River Hugger


HAPpy People: Meet Adam Murray

November 4, 2016

Adam Murray

 

Meet Adam Murray, HAP River Hugger and all-around interesting guy. Interviewed by Christina Malango.


How did you get involved with the River Huggers?

Rock climbing and bike trips used to be my jam, but I had a disabling accident in 2008 that effectively retired me from those sports. I found that swimming greatly improved my well being, but I could only manage a few pool lengths and I hated (hated) doing laps. I couldn't bring myself to swim more than once a week – the Yosemite climber in me craved adventure, not a grind. A year ago, I was in San Francisco, and my best friend took me swimming in Aquatic Park. The water was cold enough to burn my skin, but swimming under the open sky was exhilarating. I finally wanted to do this thing that was so good for me. That night, I got online and found River Huggers. I wasn't in shape for RH, but I returned to Portland motivated to do laps and get there.

 

You have your own special "look" when you are swimming--stripey trunks and swim socks--tell us the story of those socks!

Ha! Yeah... the friend who introduced me to open water swimming gave me those. I started the RH season wearing my mom's ancient wetsuit and the socks for extra warmth. I shed the wetsuit halfway through the season, but I kept the socks for a few swims, and yes, it was a... bold look. And why the colorful trunks? Cause blam! I gotta look as wild as the Willamette feels.

 

What do you do when you are not swimming?

Try to be a good dad to almost-one-year-old Tillie, write a lot, read obsessively, bake mean pizzas, tell my friends how great they are, and whip up self-directed bootcamps with my best friend.

 

What about that band you are in?  Do you see parallels between music and water?

Ghost Towns is a good excuse to wild out with some friends.

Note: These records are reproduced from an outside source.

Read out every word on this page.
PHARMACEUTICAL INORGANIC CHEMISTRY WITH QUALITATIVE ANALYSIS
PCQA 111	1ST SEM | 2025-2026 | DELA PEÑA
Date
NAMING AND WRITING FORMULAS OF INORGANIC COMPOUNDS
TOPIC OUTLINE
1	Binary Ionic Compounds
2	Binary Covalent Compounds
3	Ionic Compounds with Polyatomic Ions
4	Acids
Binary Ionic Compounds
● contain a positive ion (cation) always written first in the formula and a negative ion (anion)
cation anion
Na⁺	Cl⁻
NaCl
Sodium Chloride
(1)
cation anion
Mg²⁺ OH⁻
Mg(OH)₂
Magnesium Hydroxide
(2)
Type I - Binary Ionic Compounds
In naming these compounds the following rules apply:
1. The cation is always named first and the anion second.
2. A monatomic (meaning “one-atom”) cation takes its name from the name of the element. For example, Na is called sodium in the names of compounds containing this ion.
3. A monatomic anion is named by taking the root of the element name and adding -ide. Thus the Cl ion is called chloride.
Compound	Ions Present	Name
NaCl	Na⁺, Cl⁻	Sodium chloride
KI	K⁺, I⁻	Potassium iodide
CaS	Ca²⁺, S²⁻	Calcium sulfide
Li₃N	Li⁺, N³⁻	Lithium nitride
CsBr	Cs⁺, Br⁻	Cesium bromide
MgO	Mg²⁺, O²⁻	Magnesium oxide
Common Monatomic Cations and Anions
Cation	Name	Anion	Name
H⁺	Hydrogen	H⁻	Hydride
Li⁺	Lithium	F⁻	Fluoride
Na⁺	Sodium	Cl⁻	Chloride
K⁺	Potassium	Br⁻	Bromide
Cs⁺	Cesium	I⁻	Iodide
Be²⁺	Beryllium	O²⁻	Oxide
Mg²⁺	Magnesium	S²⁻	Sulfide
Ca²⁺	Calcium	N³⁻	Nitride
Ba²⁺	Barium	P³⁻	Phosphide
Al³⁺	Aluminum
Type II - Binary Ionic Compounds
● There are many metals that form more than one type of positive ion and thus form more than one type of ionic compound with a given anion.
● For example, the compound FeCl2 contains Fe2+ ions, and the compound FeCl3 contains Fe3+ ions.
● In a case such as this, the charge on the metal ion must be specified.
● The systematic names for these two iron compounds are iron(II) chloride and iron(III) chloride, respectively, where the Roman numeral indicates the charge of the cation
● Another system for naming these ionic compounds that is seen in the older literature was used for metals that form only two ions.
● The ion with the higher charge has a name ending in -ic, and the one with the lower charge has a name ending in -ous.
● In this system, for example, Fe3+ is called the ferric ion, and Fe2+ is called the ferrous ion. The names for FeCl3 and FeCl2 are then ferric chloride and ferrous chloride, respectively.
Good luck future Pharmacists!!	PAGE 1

The guys are tons of fun, and the songs have driving beats, relatable lyrics, unexpected instruments, and time signature tricks – there are a few on ghosttownspdx.bandcamp.com. I come from a classical violin background, so for me there's a parallel between focused violin practice and my current approach to swimming. The best way to get better is to break down big challenges (a Paganini caprice) into manageable chunks (troublesome shifts, double-stop passages, bow economy) and just wail on those mini-challenges until they're no longer challenging. As a fledgling swimmer, I leverage tips from fellow River Huggers and YouTube/GoSwim.tv breath/kick/stroke exercises to get better. It's working for me – in the past two years, I've gone from swimming out-of-breath 25-yard pool lengths to swimming 9,000 yards on the Columbia.

 

What do you think about when you are swimming?

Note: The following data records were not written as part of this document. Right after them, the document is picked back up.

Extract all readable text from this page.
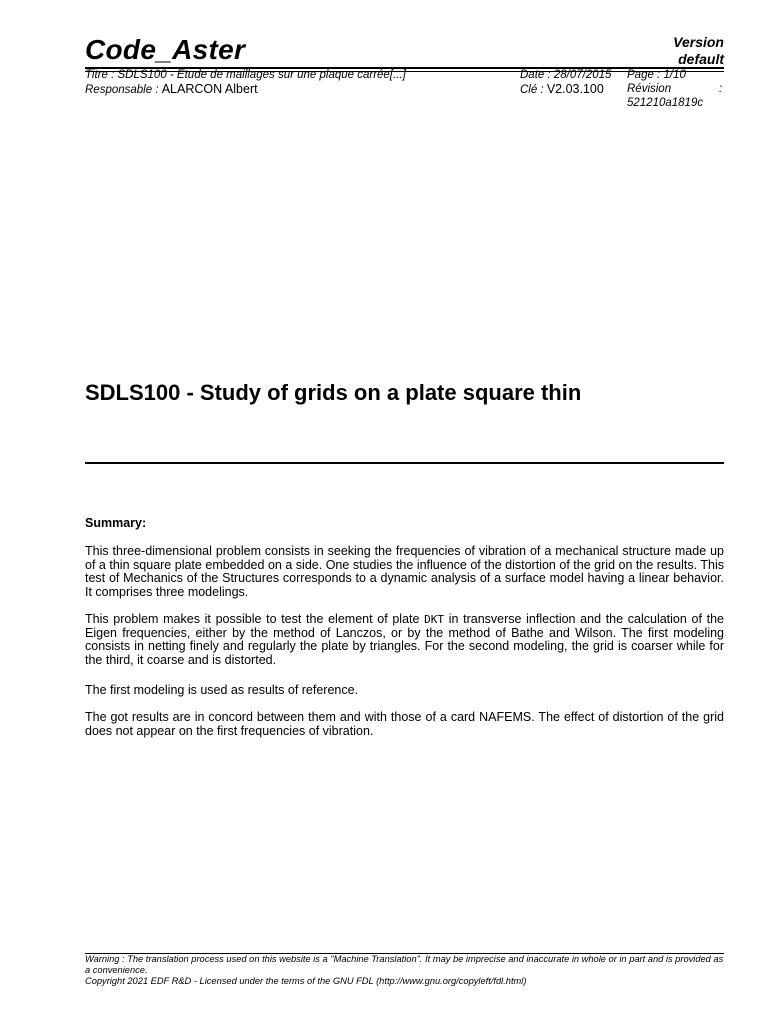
Code_Aster	Version
default
Titre : SDLS100 - Etude de maillages sur une plaque carrée[...]
Responsable : ALARCON Albert
Date : 28/07/2015
Clé : V2.03.100
Page : 1/10
Révision	:
521210a1819c
SDLS100 - Study of grids on a plate square thin
Summary:
This three-dimensional problem consists in seeking the frequencies of vibration of a mechanical structure made up of a thin square plate embedded on a side. One studies the influence of the distortion of the grid on the results. This test of Mechanics of the Structures corresponds to a dynamic analysis of a surface model having a linear behavior. It comprises three modelings.
This problem makes it possible to test the element of plate DKT in transverse inflection and the calculation of the Eigen frequencies, either by the method of Lanczos, or by the method of Bathe and Wilson. The first modeling consists in netting finely and regularly the plate by triangles. For the second modeling, the grid is coarser while for the third, it coarse and is distorted.
The first modeling is used as results of reference.
The got results are in concord between them and with those of a card NAFEMS. The effect of distortion of the grid does not appear on the first frequencies of vibration.
Warning : The translation process used on this website is a "Machine Translation". It may be imprecise and inaccurate in whole or in part and is provided as a convenience.
Copyright 2021 EDF R&D - Licensed under the terms of the GNU FDL (http://www.gnu.org/copyleft/fdl.html)
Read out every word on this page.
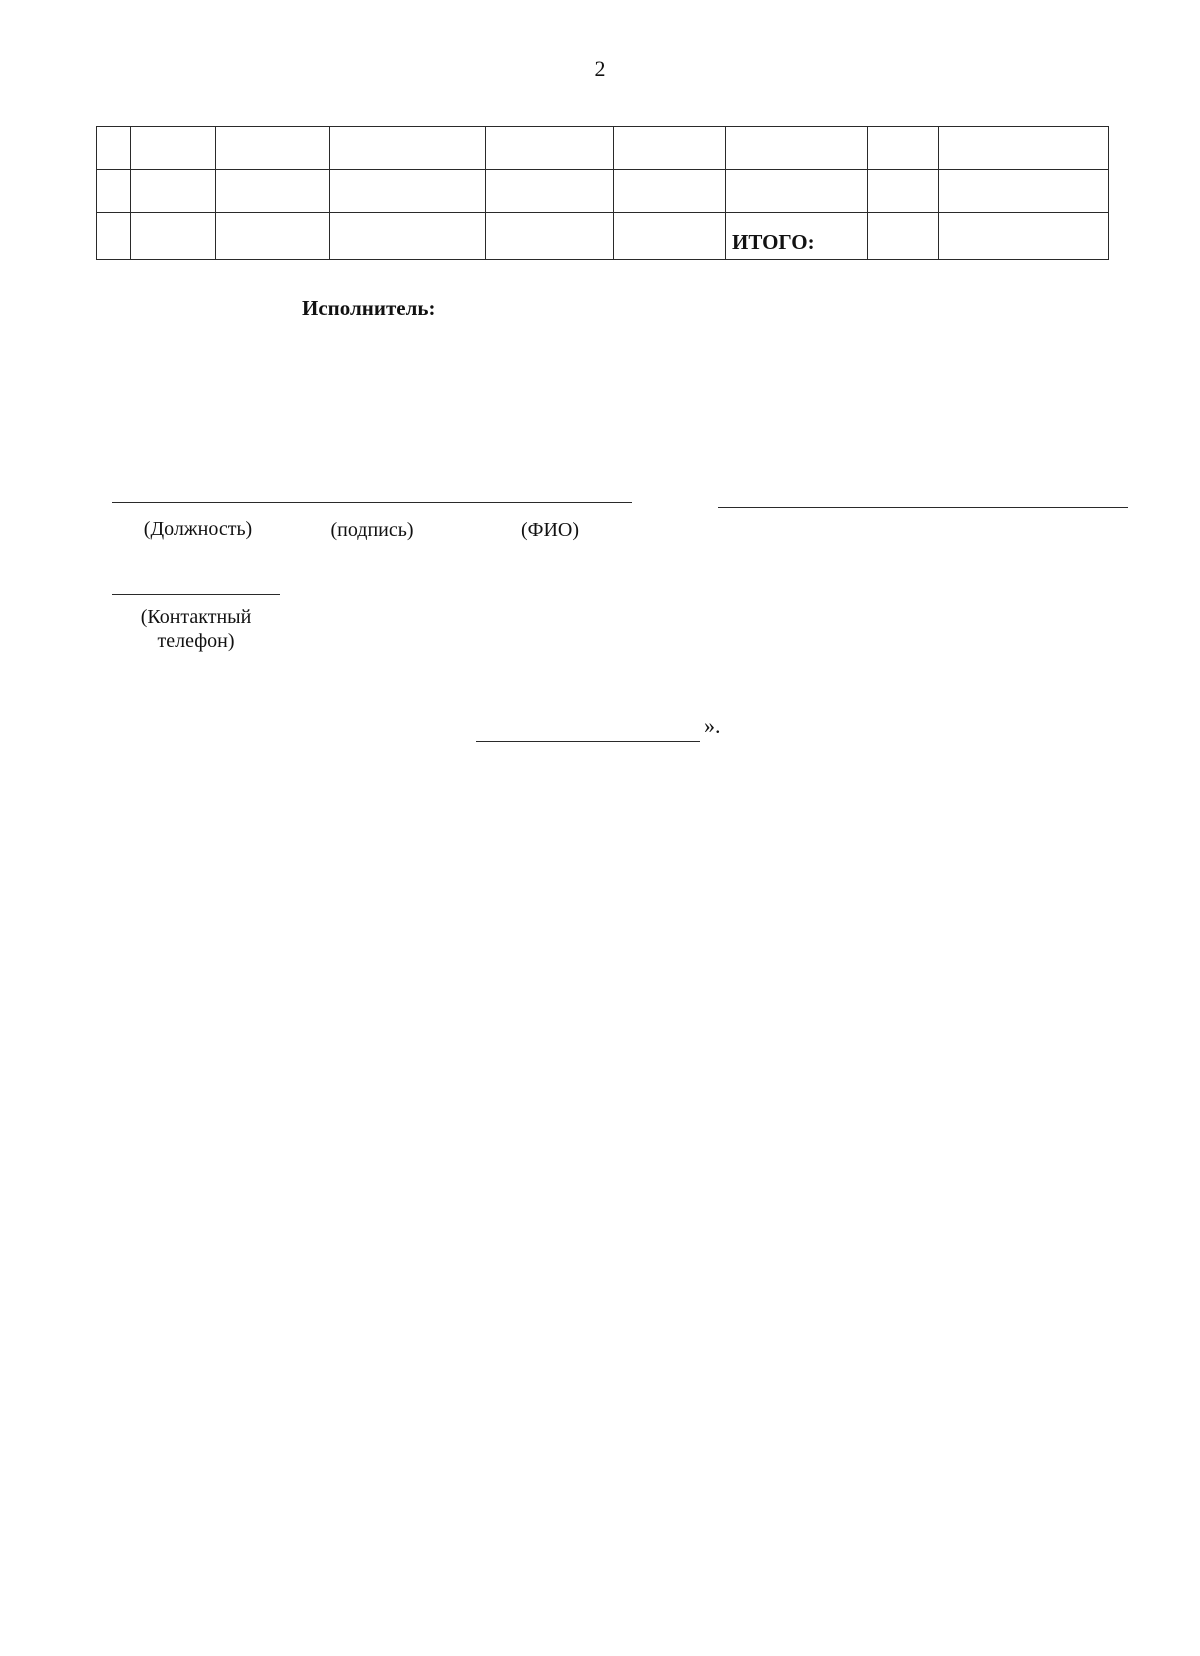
2

						ИТОГО:		
Исполнитель:
(Должность)	(подпись)	(ФИО)
(Контактный
телефон)
».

I always wonder that about other swimmers! It depends. These days, I'm really focused on getting faster and more efficient, so I'm actively monitoring something or other – breathing, rotation, something like that. That takes up all my brain power, so I get a nice, clear, in-the-moment kind of non-thinking going. If I'm not in that mode, I'll sing songs (sometimes into the water) or mentally work on lyrics for a song I'm in the process of writing. It's hard to split focus while swimming, so I haven't done any terribly deep thinking in the water.

 

Do you have a favorite swim from this season?

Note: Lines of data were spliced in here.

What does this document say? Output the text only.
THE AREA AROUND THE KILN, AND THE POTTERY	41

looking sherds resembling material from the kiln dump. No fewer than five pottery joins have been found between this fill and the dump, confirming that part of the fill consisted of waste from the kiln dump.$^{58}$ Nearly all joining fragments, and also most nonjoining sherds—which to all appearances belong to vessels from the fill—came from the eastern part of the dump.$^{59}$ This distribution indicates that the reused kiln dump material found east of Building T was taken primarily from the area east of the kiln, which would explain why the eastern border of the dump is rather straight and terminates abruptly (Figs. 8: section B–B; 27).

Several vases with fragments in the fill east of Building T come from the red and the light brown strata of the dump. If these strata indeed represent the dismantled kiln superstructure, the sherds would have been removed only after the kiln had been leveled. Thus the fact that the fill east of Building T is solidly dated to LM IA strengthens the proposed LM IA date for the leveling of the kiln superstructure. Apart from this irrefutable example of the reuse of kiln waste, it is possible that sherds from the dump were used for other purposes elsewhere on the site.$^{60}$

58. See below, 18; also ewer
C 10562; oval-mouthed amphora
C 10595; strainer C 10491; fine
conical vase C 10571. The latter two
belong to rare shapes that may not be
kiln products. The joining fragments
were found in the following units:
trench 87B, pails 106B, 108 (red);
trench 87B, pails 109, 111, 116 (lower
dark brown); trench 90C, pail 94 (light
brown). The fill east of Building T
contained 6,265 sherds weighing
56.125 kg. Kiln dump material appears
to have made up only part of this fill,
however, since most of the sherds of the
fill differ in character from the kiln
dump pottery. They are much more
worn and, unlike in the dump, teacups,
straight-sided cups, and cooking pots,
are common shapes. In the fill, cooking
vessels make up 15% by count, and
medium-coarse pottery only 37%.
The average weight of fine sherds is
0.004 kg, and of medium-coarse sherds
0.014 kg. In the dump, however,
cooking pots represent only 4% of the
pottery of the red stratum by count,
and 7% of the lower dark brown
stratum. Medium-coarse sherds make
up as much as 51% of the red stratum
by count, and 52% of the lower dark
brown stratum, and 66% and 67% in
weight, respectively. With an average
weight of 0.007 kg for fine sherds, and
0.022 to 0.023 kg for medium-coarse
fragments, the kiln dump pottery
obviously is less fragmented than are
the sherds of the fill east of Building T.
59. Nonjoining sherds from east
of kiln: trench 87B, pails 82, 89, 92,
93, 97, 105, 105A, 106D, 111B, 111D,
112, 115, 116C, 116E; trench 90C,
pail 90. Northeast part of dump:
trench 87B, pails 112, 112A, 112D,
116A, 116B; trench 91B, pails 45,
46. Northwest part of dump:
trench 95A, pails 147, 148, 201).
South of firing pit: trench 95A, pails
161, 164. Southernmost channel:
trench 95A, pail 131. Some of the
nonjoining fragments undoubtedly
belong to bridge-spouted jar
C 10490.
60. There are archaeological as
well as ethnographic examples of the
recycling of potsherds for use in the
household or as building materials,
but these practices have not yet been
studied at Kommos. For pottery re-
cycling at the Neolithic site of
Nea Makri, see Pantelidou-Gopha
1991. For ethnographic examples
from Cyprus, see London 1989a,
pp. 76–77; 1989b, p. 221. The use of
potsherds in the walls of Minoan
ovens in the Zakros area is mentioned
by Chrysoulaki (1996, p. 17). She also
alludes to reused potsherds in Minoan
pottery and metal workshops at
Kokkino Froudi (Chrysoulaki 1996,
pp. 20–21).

If I had to pick just one, it would be mid-season – the first swim I did without a wetsuit. I was so scared... and surrounded by badass ladies who hadn't worn a wetsuit all season. But I did it, and I didn't look back. Pure fun.

 

Do you have a dream swim you would love to do?

Next summer marks twenty-five years of friendship with my bestie. Together, we've screwed up, we've survived our screwups, and we've grown up (just a little). I want to go back to San Francisco and mark our twenty-five years by swimming together from the Bay Bridge to the Golden Gate Bridge. It's about four times longer than the route from Alcatraz to shore, which it intersects. We made the plan back when swimming a mile was a huge accomplishment for me, so it seemed far-fetched. But I've kept swimming, thanks in part to RH, and now I know I can do it. It still feels crazy, though! Wish me luck?